3.3.2. Somut olayda, davalı tanığı olarak dinlenen ... beyanında, dava dışı ...’ın, davacının borçlarını ödediğini, 07/04/2010 tarihli "belgedir" başlıklı evrakın altındaki imzanın kendisine ait olduğunu, adi yazılı belgenin davacı ... tarafından düzenlendiğini, bu belgeyi imzalayıp imzalamayacağı hususunda dava dışı ’ı telefonla aradığını, kendisinin onaylaması üzerine anılan belgeyi imzaladığını, ancak davacının 45.000 Euro bedeli ödemediğini, bunun üzerine taşınmazı, dava dışı ... yurtdışında olduğundan ...’ın eşi olan davalıya bedelsiz olarak temlik ettiğini ifade etmiş olup, 07/04/2010 tarihli adi yazılı belgede imzası olan ...'nin bu beyanı ile inançlı işlem iddiasının kanıtlandığının kabulü gerekir.
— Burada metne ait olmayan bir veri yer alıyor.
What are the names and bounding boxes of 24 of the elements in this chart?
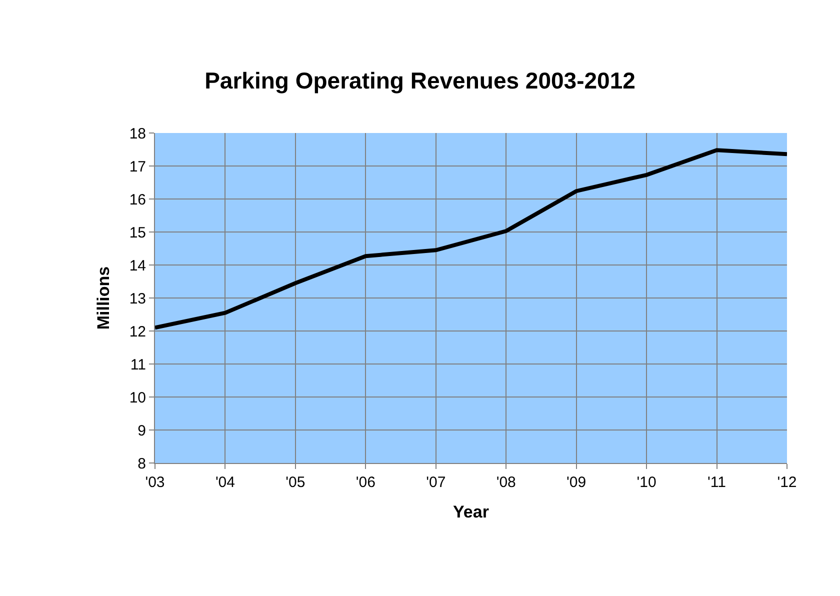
y-tick-label: 12 (129, 323, 146, 340)
x-tick-label: '05 (286, 474, 306, 491)
x-tick-label: '11 (708, 474, 726, 491)
y-tick-label: 13 (129, 290, 146, 308)
x-axis-title: Year (453, 502, 490, 522)
x-tick-label: '07 (426, 474, 446, 491)
y-tick-label: 14 (129, 257, 146, 274)
y-tick-label: 15 (129, 224, 146, 242)
x-tick-label: '12 (777, 474, 797, 491)
y-axis-title: Millions (94, 266, 113, 330)
y-tick-label: 10 (129, 389, 146, 406)
x-tick-label: '09 (566, 474, 586, 491)
chart-title: Parking Operating Revenues 2003-2012 (204, 68, 636, 94)
y-tick-label: 17 (129, 158, 146, 176)
x-tick-label: '06 (356, 474, 376, 491)
y-tick-label: 8 (138, 455, 146, 472)
y-tick-label: 9 (138, 422, 146, 440)
x-tick-label: '03 (145, 474, 165, 491)
x-tick-label: '04 (215, 474, 235, 491)
x-tick-label: '10 (636, 474, 656, 491)
x-tick-label: '08 (496, 474, 516, 491)
y-tick-label: 18 (129, 125, 146, 142)
y-tick-label: 16 (129, 191, 146, 208)
y-tick-label: 11 (130, 356, 146, 374)
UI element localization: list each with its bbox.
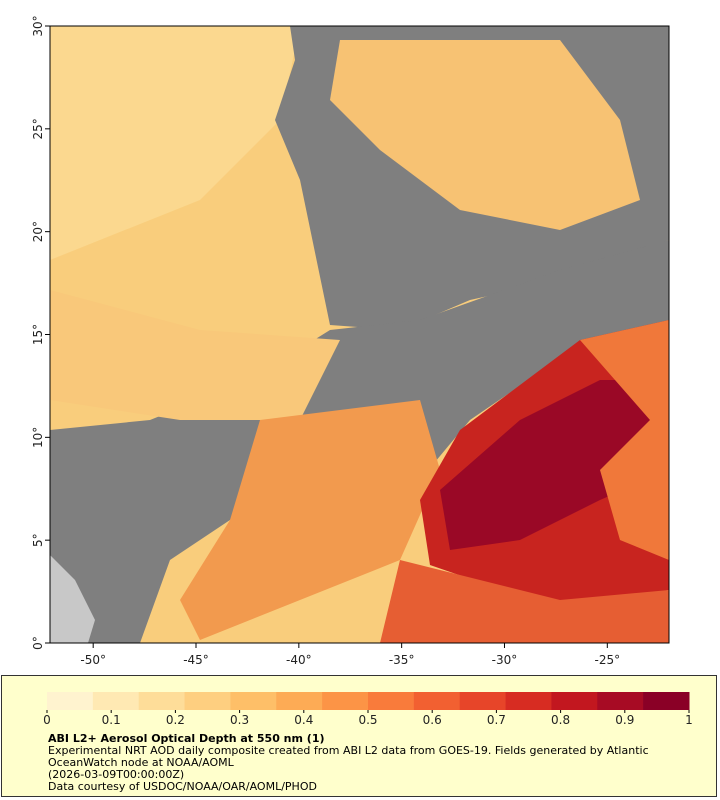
- y-tick-label: 30°: [31, 15, 45, 36]
- colorbar-segment: [138, 692, 186, 710]
- x-tick-label: -25°: [595, 653, 621, 667]
- colorbar-tick-label: 0.4: [294, 713, 313, 727]
- colorbar-tick-label: 0: [43, 713, 51, 727]
- colorbar-segment: [230, 692, 277, 710]
- colorbar-segment: [47, 692, 94, 710]
- caption-line: Experimental NRT AOD daily composite cre…: [48, 744, 649, 769]
- colorbar-tick-label: 0.8: [551, 713, 570, 727]
- x-tick-label: -30°: [492, 653, 518, 667]
- colorbar-segment: [276, 692, 323, 710]
- colorbar-segment: [322, 692, 369, 710]
- y-tick-label: 10°: [31, 427, 45, 448]
- x-tick-label: -45°: [183, 653, 209, 667]
- colorbar-segment: [368, 692, 415, 710]
- colorbar-segment: [597, 692, 644, 710]
- colorbar-tick-label: 0.9: [615, 713, 634, 727]
- colorbar-segment: [92, 692, 140, 710]
- caption: ABI L2+ Aerosol Optical Depth at 550 nm …: [48, 733, 688, 793]
- caption-title: ABI L2+ Aerosol Optical Depth at 550 nm …: [48, 732, 325, 745]
- colorbar-segment: [551, 692, 598, 710]
- caption-line: (2026-03-09T00:00:00Z): [48, 768, 185, 781]
- colorbar-tick-label: 0.1: [102, 713, 121, 727]
- colorbar-tick-label: 0.3: [230, 713, 249, 727]
- colorbar-segment: [413, 692, 461, 710]
- colorbar-tick-label: 1: [685, 713, 693, 727]
- y-tick-label: 5°: [31, 533, 45, 547]
- colorbar-segment: [184, 692, 231, 710]
- colorbar-tick-label: 0.7: [487, 713, 506, 727]
- colorbar-segment: [643, 692, 690, 710]
- y-tick-label: 0°: [31, 636, 45, 650]
- x-tick-label: -35°: [389, 653, 415, 667]
- map-image: [50, 26, 669, 643]
- colorbar-tick-label: 0.6: [423, 713, 442, 727]
- x-tick-label: -50°: [80, 653, 106, 667]
- y-tick-label: 25°: [31, 118, 45, 139]
- colorbar-tick-label: 0.5: [358, 713, 377, 727]
- y-tick-label: 15°: [31, 324, 45, 345]
- y-tick-label: 20°: [31, 221, 45, 242]
- colorbar-segment: [459, 692, 507, 710]
- colorbar-tick-label: 0.2: [166, 713, 185, 727]
- caption-line: Data courtesy of USDOC/NOAA/OAR/AOML/PHO…: [48, 780, 317, 793]
- x-tick-label: -40°: [286, 653, 312, 667]
- colorbar-segment: [505, 692, 552, 710]
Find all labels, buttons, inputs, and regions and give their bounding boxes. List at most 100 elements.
Bu durumda, ikinci el olan davalı ...’ın iyiniyetli olması halinde ediniminin korunacağı tartışmasızdır.
Ne var ki, davalı tanığı olarak dinlenen ...’nin beyanından davalının inanç akdinden haberdar olduğu, eşi dava dışı ...’ın yönlendirmesi ile taşınmazı bedelsiz olarak ...’den devraldığı anlaşılmakta olup, davalının TMK'nın 1023. maddesi koruyuculuğundan yararlanamayacağı açıktır.
O halde, eldeki davada uyuşmazlığın inanç sözleşmesi gereğince tarafların üzerlerine düşen borçları yerine getirip getirmediği hususuna ilişkin olduğu sonucuna varılmaktadır.
Hal böyle olunca, 07/04/2010 tarihli belgede yazılı olan borcun davacı tarafından ödenip ödenmediğinin saptanması, davacı tarafın ödediği bir miktar var ise bunun belirlenmesi, borcun tamamının ödenmediğinin tespiti halinde borç miktarı belirlenerek depo edilmesi konusunda davacı tarafa önel verilmesi ve sonucuna göre karar verilmesi gerekirken, bu husus göz ardı edilerek yazılı şekilde karar verilmesi doğru değildir.
VI. SONUÇ
Yukarıda açıklanan nedenlerle davacı vekilinin değinilen yönden yerinde görülen temyiz itirazlarının kabulü ile 6100 sayılı Hukuk Muhakemeleri Kanunu’nun 373/1 maddesi uyarınca İzmir Bölge Adliye Mahkemesi 1. Hukuk Dairesi kararının ORTADAN KALDIRILMASINA, İlk Derece Mahkemesi kararının yukarıda yazılı nedenlerle 6100 HMK'nın 371/1-c maddesi uyarınca BOZULMASINA, dosyanın kararı veren Nazilli 2. Asliye Hukuk Mahkemesine, kararın bir örneğinin İzmir Bölge Adliye Mahkemesi 1. Hukuk Dairesine gönderilmesine, 20/11/2021 tarihinde yürürlüğe giren Avukatlık Asgari Ücret Tarifesi gereğince gelen temyiz eden davacı vekili için 3.815,00 TL duruşma vekâlet ücretinin temyiz edilen davalıdan alınmasına, alınan peşin harcın temyiz edene geri verilmesine, 30/06/2022 tarihinde kesin olmak üzere oybirliğiyle karar verildi.